Lung adenocarcinoma is the most common primary lung cancer—approximately 50% of all of the cases [2]. They usually arise in peripheral location of the lungs with pleural involvement. It demonstrates an acinar, papillary, micropapillary, lepidic, or solid growth pattern. Lung adenocarcinoma consists of abnormal glandular epithelium with degrees of architecture and differentiation of these glands.

In rare cases, lung adenocarcinoma can present with miliary metastases that are scattered throughout the lungs bilaterally as evident from our literature search [2]. Based on a PubMed search, there are only a handful of reports of such cases. Also, there are no large studies or population date of lung adenocarcinoma with miliary metastases up to date.

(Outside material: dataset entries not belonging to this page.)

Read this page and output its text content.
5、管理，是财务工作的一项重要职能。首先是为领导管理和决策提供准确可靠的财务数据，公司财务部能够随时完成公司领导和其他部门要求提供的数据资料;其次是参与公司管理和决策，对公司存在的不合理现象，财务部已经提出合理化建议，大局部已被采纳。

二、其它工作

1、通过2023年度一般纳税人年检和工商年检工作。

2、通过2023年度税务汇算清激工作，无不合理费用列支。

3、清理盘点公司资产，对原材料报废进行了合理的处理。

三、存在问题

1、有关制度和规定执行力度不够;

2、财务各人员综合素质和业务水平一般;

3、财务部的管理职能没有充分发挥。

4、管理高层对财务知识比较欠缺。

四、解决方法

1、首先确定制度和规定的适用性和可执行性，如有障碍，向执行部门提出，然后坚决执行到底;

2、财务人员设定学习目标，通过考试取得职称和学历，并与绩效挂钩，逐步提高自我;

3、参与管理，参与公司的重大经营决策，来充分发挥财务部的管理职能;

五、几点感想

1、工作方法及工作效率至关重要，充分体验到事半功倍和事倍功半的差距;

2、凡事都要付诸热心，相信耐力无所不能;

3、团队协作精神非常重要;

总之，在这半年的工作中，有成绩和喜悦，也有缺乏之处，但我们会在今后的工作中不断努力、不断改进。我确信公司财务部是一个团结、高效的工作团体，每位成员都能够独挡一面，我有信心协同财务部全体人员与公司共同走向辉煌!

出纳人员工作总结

Lung adenocarcinoma with positive EGFR mutation (exon 19 deletion or exon 21 point addition) can be associated with miliary metastases [3]. Hsu et al. showed that patients with +ve EGFR mutations are three times more likely to have miliary metastases [4]. In our case, our patient had +ve EGFR mutation with exon 19 deletion. Albeit, cases with miliary metastases and +ve EGFR mutation carry shorter survival rate but they do respond to tyrosine kinase inhibitor (TKI) [5]. Our patient was placed on Osimertinib, which is a TKI in addition to standard chemotherapy [6].

Our case is more rare due to the presence of metastatic pleural effusion in addition to the miliary mottling. There are no published case reports in the literature that describes both phenomena arising from lung adenocarcinoma. However, the standard of care is the same for all metastatic lung adenocarcinomas.

In conclusion, our case report highlights a rare association of lung adenocarcinoma with miliary and pleural metastases with the clinical importance of ruling out all other differential diagnosis (tuberculosis, sarcoidosis, histoplasmosis, occupational lung disease, and other malignancies). Lung adenocarcinoma with miliary metastases have higher mortality rate and are associated with +ve EGFR mutations.